Joins & Bias: How Your SQL Queries Secretly Shape Your Data Story

This is a premium course, which you can purchase below.

Bias can creep in anywhere during the analysis process - even in the way you structure your query and the joins you use.

The word bias might sound a bit strong when describing the use of joins. It's important to note, however, that bias can take two forms: implicit and explicit. I dislike brussel sprouts and will never eat them (unless they're wrapped in bacon and then they're tolerable). This is an explicit bias and I know it!

Implicit bias can take many forms that we're simply not aware of, including a lack of knowledge or experience. It also takes the form of unseen preferences which, in the programming world can come down to the languages you use, the editors you write in and even the music you listen to while writing that code in that editor!

We're going to see how implicit bias can change the story our data tells. It will seem subtle - but that's exactly the point...

Left, Right, Full Outer Joins

In this example we work with a many to many join. One person can have many jobs, and one job can have many people. Notice the composite primary key on assignments. This is a common primary key for joining tables. The primary key is defined by two columns instead of one, the combination of each must be unique:

create table people(
  id serial primary key,
  name text not null
);

create table jobs(
  id serial primary key,
  name text not null
);

create table assignments(
  people_id int not null references people(id),
  job_id int not null references jobs(id),
  primary key(people_id, job_id) -- composite primary key
);

insert into people(name)
values('Darth Vader'),('Apple Dumpling'),('Duke Leto'),('Totoro');

insert into jobs(name)
values('Control the Galaxy'),('Bake Apple Pies'),
      ('Rule Arrakis'),('Play shakuhatchi in tree');

insert into assignments(people_id, job_id)
values
    (1,1),(1,2),
    (2,2),(2,4),
    (4,4),(4,1);

Querying this data involves joining the tables together. We can do this exclusively, meaning only data that fits our join condition (people_id = people.id for instance) will be included:

select * from people -- from left...
inner join assignments on people_id = people.id
inner join jobs on jobs.id = assignments.job_id; -- to right

We can loosen things up a bit using a left or left outer join (same thing). Show me all data to the left of the join. In this query, we'll see all people but null for jobs without people:

select * from people --all data coming from here
left outer assignments on people_id = people.id -- and here...
left outer jobs on jobs.id = assignments.job_id; -- only matching from here

This can work in the other direction, to the right of the join as well. Here we'll see all the jobs but null for people without jobs:

select * from people -- only matching from here
right outer assignments on people_id = people.id -- and here...
right outer jobs on jobs.id = assignments.job_id; --all data coming from here

If we want to see absolutely everything, we use a full outer join:

select * from people --all data coming from here
full outer assignments on people_id = people.id -- and here...
full outer jobs on jobs.id = assignments.job_id; --all data coming from here

This shows us everything, including jobs without people and people without jobs.

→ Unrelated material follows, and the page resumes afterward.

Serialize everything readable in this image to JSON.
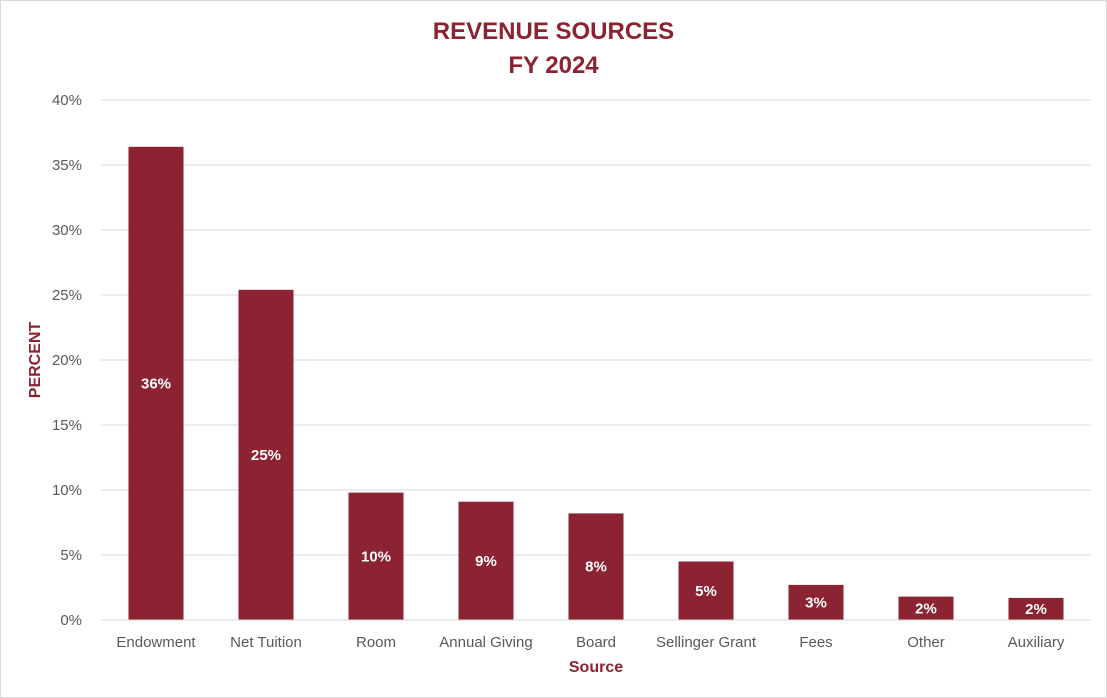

We can also do a many to many join with two tables, one of them referencing itself. This looks weird, but it implies a completely different type of relationship (bidirectional):

-- drop our existing tables
drop table if exists people cascade;
drop table if exists jobs cascade;
drop table if exists assignments cascade;

create table people(
  id serial primary key,
  name text not null
);

create table friends(
  people_id int not null,
  friend_id int not null references people(id),
  primary key (people_id, friend_id) -- a composite primary key
);

insert into people(name)
values
    ('Darth Vader'),
    ('Apple Dumpling'),
    ('Duke Leto'),
    ('Totoro');
insert into friends(people_id, friend_id)
values
    (1,3),(1,4), -- Vader/Leto, Vader/Totoro
    (2,4),(3,4); -- Apple Dumpling/Totoro, Duke Leto/Totoro

Querying this gets interesting - what is it we hope to understand? The obvious answer is "who's friends with whom", but what will the result set look like? Also, do we care about people without friends?

If we're only interested in showing friends, we can query it like this:

select people.name, friendos.name from people
inner join friends on people.id = friends.people_id
inner join people as friendos on friends.friend_id = friendos.id; -- alias the people table to avoid naming collisions

This exclusive result set is what we're looking for as showing a more detailed result set (using left, right or full) would cause duplication. In other words, we'd see Vader/Leto and Leto/Vader. Friendship is kind of a mutual thing and all we need to see is a single result to define the idea.

The Bias Discussion

In that last paragraph I just defined what friendship means and created a table design and query based on my thoughts and beliefs about friendship. Do you trust me to accurately do this? Do you trust yourself? What kinds of questions might arise from this data set in the future?

The answer is awareness. It's yet another reason we write down everything in our README file so people understand what decisions we've made and why. If you have a team to discuss things with, do!